Monday, 28 January 2019

Frantic Efforts To End Ghost Towns:



Mayor Ekema Patrick Impounds Taxi Cabs, Seals Business Premises
By Boris Esono in Buea
Impounded taxis parked at Buea Council Premises
The Mayor of the Buea Municipality, Patrick EkemaEsunge, has again demonstrated his ability to impose order in the City of Excellence that has seen its activities mired by ghost own operations that have crippled economic activities.
                On Monday, January 21, the Mayor went out sealing shops at random from Great Soppo down to Molyko. Helped by security forces, the Mayor and his entourage destroyed market-sheds and make-shift business stands.
                He impounded taxi cabs and provided them with fuel, forcing them to ply the roads. But most of the taxis that collected free fuel from the Mayor ended up parking. This was perhaps because they were few on the roads and there were no passengers on the streets. 
                Some business persons whose shops were not sealed also ended up closing them, as there were no buyers. Those that kept their shops open, closed their doors intermittently, while observing keenly whether the Mayor was going to surface again to seal locked shops.
                Mayor Ekema in justifying his action said he needed to remove fear from the loyalists of operation ghost town.
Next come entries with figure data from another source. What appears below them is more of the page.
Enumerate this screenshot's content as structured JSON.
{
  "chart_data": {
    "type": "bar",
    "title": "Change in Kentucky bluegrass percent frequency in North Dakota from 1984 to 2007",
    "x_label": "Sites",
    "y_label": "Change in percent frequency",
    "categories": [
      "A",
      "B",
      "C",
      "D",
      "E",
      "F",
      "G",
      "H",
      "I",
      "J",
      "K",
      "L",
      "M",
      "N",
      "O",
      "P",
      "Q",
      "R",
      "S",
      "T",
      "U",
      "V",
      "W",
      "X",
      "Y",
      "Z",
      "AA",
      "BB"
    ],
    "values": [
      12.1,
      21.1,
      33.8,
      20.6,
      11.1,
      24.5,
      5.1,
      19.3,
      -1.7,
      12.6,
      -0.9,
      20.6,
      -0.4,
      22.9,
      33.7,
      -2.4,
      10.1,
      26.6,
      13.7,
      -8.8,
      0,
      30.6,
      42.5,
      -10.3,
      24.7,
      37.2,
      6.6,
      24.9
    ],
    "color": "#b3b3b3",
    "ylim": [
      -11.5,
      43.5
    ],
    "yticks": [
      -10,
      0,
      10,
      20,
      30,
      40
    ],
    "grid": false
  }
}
But some city occupants voiced out their disgruntlement, saying that the Mayor seems to be targeting only Molyko, Bunduma, Great Soppo, Small Soppo and Buea Town while leaving out mile 16, 17 and Muea, considered hot zones of the activities of the separatist actors. These areas avoided in the Mayor’s roadmap of action have witnessed the highest killings, highest gunshots and confrontations between separatist fighters and the Cameroonian military.
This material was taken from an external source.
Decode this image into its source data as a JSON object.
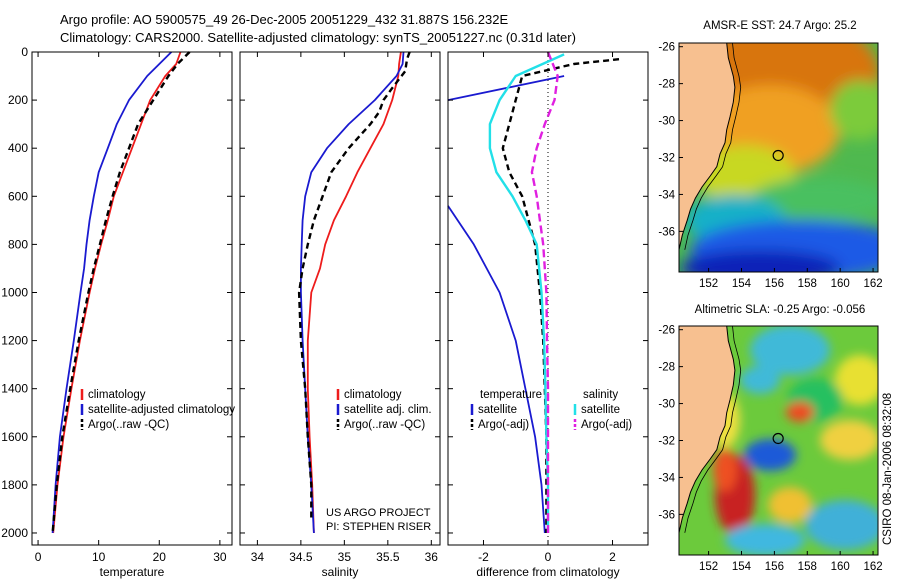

                In collaboration with some Senior Administrators in the Town, the mayor ordered security forces to confiscate car documents and identity cards of some taxi drivers and re-directed their taxis to the Council premises where they were parked.

In the morning of Monday January 21, he donated free five litres of fuel each to about 100 taxis to entice them ply the streets of Buea. One of the drivers revealed “when we refused to sign an undertaking, we were asked to come back later in the evening and collect our documents when we must have worked during the day”
                It is said that the Mayor, faced with the drivers’ stiff resistance and threats of engaging a strike action, called off the operation, ordering that the taxis be released and taken away by their owners.
In a show of ‘good faith’, he ordered that each impounded taxi be returned with a fuel token of five litres, and that the drivers will be left with their conscience to decide whether to work or not, but that failure to ply the road will mean harsher action when next their cars are confiscated.
                The operation that saw the confiscation of hundreds of taxis took place on the night of Sunday January 20, when armed troops swoop into streets and mounted irregular checkpoints where all taxis were stopped, passengers ordered out and car documents seized, then, drivers ordered to drive and park their cars in the Buea Council Complex in the company of an officer.
                The drivers were then asked to return on Monday, when they were presented with an undertaking to the effect that they will no longer abstain from working on Mondays that have been traditional ghost town days on which the streets are deserted with people mostly staying indoors.